No VII informe FOESSA sobre exclusão e desenvolvimento social na Espanha (2014), mostra-se bem às claras que a desigualdade social não se deve, em primeiro lugar, à crise; mas sim ao modelo de organização social que temos escolhido: um modelo baseado na competitividade que não impõe limites à acumulação de bens e considera a propriedade privada um direito absoluto. De cada três pessoas que se encontram hoje em situação de exclusão social na Espanha, duas a têm alcançado antes de quando começou a crise, quer dizer, durante os anos em que a “Espanha ia bem” e experimentava um crescimento econômico espetacular.

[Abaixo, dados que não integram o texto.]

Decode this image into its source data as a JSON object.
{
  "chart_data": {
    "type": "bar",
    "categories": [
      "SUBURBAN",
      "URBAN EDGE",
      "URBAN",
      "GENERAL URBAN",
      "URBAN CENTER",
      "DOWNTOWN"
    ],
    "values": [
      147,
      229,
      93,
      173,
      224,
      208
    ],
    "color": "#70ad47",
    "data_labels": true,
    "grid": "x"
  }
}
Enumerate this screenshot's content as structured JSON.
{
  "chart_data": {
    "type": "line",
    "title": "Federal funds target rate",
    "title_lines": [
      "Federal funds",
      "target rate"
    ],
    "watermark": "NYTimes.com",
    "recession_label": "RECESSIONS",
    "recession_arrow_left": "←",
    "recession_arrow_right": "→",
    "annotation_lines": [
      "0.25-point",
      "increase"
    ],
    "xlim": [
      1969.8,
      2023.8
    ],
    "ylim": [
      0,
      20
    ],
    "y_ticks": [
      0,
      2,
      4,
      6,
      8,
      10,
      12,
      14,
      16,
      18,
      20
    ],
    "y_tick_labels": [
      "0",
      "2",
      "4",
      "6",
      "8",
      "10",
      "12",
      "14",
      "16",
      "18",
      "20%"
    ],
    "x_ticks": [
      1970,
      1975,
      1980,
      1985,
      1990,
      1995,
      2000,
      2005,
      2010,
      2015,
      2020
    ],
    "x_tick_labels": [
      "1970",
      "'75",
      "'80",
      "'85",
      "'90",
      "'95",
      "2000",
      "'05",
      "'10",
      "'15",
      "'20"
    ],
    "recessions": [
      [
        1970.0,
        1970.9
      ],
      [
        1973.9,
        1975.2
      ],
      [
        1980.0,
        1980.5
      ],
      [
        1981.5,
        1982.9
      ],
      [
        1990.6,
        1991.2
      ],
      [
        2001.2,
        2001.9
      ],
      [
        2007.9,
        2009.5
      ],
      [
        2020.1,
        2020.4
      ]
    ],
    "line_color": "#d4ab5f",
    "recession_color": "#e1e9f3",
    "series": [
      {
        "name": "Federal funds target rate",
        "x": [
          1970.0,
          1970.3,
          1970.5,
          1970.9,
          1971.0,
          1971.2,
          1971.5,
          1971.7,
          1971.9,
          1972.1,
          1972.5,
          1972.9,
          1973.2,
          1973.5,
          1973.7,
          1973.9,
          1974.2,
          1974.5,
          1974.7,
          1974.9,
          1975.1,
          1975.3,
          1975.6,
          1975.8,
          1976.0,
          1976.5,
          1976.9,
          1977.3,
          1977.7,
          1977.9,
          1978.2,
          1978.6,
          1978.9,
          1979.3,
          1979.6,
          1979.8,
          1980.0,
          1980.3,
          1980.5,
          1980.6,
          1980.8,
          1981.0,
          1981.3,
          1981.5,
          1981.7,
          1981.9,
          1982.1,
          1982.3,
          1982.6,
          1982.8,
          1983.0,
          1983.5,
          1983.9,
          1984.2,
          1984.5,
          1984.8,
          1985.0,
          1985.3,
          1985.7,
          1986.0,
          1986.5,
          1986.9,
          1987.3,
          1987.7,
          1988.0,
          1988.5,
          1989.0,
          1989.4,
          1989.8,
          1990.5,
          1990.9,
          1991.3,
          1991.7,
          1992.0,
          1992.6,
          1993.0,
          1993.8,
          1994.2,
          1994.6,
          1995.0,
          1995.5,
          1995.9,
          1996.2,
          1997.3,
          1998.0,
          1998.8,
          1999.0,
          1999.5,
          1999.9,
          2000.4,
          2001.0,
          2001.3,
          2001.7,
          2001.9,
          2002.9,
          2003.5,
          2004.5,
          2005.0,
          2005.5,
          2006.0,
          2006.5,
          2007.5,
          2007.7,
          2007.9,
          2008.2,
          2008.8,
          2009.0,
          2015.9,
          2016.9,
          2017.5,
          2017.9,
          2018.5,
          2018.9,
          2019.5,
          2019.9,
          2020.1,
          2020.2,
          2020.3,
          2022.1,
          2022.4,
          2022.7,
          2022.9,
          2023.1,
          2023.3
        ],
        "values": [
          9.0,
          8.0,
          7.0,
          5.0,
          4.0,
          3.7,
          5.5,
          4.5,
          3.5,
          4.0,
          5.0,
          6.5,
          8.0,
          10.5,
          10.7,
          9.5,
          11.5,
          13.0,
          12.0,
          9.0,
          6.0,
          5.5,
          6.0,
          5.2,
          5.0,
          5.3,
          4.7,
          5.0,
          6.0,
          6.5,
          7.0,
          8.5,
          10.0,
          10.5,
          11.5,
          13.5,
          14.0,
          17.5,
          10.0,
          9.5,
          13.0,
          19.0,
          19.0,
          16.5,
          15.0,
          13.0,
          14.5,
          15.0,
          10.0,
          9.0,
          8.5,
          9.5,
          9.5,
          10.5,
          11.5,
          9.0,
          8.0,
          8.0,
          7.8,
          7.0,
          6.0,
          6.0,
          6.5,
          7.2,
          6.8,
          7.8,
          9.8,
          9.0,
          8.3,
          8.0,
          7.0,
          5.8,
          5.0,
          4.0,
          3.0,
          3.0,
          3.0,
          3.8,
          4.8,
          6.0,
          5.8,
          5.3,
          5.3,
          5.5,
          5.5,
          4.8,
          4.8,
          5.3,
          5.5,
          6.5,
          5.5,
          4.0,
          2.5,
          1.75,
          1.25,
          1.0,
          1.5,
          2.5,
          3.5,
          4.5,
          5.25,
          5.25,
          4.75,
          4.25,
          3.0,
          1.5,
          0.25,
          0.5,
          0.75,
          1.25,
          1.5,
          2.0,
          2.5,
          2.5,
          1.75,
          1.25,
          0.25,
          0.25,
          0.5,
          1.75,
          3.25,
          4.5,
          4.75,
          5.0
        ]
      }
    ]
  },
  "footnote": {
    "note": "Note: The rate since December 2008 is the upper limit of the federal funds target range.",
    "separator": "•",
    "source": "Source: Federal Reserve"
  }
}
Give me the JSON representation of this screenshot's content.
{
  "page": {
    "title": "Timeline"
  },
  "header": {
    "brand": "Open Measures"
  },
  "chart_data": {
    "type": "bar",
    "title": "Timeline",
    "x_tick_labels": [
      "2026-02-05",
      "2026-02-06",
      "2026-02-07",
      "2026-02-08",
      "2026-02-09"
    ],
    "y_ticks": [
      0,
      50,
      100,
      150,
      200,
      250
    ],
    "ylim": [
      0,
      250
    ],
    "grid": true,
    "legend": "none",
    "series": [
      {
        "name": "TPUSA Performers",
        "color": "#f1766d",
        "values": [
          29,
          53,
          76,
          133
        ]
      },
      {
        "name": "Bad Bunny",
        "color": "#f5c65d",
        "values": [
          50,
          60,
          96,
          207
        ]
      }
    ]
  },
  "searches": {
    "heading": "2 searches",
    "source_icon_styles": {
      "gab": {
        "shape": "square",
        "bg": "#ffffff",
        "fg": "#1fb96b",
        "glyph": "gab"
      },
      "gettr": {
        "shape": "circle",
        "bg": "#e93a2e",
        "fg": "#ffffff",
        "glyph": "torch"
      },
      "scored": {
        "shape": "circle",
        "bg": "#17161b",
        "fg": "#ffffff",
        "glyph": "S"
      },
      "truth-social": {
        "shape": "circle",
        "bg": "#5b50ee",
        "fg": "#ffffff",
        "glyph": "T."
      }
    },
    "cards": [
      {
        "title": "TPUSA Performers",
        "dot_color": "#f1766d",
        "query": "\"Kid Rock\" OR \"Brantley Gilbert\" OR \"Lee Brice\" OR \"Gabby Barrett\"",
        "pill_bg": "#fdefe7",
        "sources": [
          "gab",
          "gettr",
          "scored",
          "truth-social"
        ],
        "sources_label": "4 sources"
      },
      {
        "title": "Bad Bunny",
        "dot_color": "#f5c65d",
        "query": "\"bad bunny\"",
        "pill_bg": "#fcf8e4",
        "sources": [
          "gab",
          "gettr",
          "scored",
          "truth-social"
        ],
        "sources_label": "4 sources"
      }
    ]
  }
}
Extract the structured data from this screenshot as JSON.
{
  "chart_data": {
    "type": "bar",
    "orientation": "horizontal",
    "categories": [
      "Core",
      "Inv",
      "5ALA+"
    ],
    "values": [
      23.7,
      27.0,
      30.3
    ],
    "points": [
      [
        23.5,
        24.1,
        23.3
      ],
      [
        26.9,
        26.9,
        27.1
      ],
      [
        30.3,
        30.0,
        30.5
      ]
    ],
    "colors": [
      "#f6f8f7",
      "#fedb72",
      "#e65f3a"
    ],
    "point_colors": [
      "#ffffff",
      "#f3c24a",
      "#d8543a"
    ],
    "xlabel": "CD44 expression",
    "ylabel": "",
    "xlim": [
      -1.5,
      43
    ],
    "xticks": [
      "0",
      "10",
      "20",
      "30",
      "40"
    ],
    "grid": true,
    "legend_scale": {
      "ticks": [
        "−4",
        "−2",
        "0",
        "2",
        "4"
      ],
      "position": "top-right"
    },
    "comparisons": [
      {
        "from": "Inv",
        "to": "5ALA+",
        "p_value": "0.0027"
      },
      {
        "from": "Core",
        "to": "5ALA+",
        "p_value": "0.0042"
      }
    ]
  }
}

O problema não é a crise, é o modelo socioeconômico. Mas para se acabar com este modelo de forma duradoura, as necessárias e urgentes mudanças estruturais devem vir acompanhadas de uma mudança de perspectiva antropológica, como orientação de fundo. Não se trata somente de evitar que a desigualdade natural se converta em desigualdade social, mas também de questionar até que ponto o que consideramos como desigualdade natural é, na realidade, uma diversidade enriquecedora, e de organizar-nos não somente para tratar caritativamente a quem consideramos naturalmente desavantajado, mas sim para reconhecê-lo simplesmente como igual.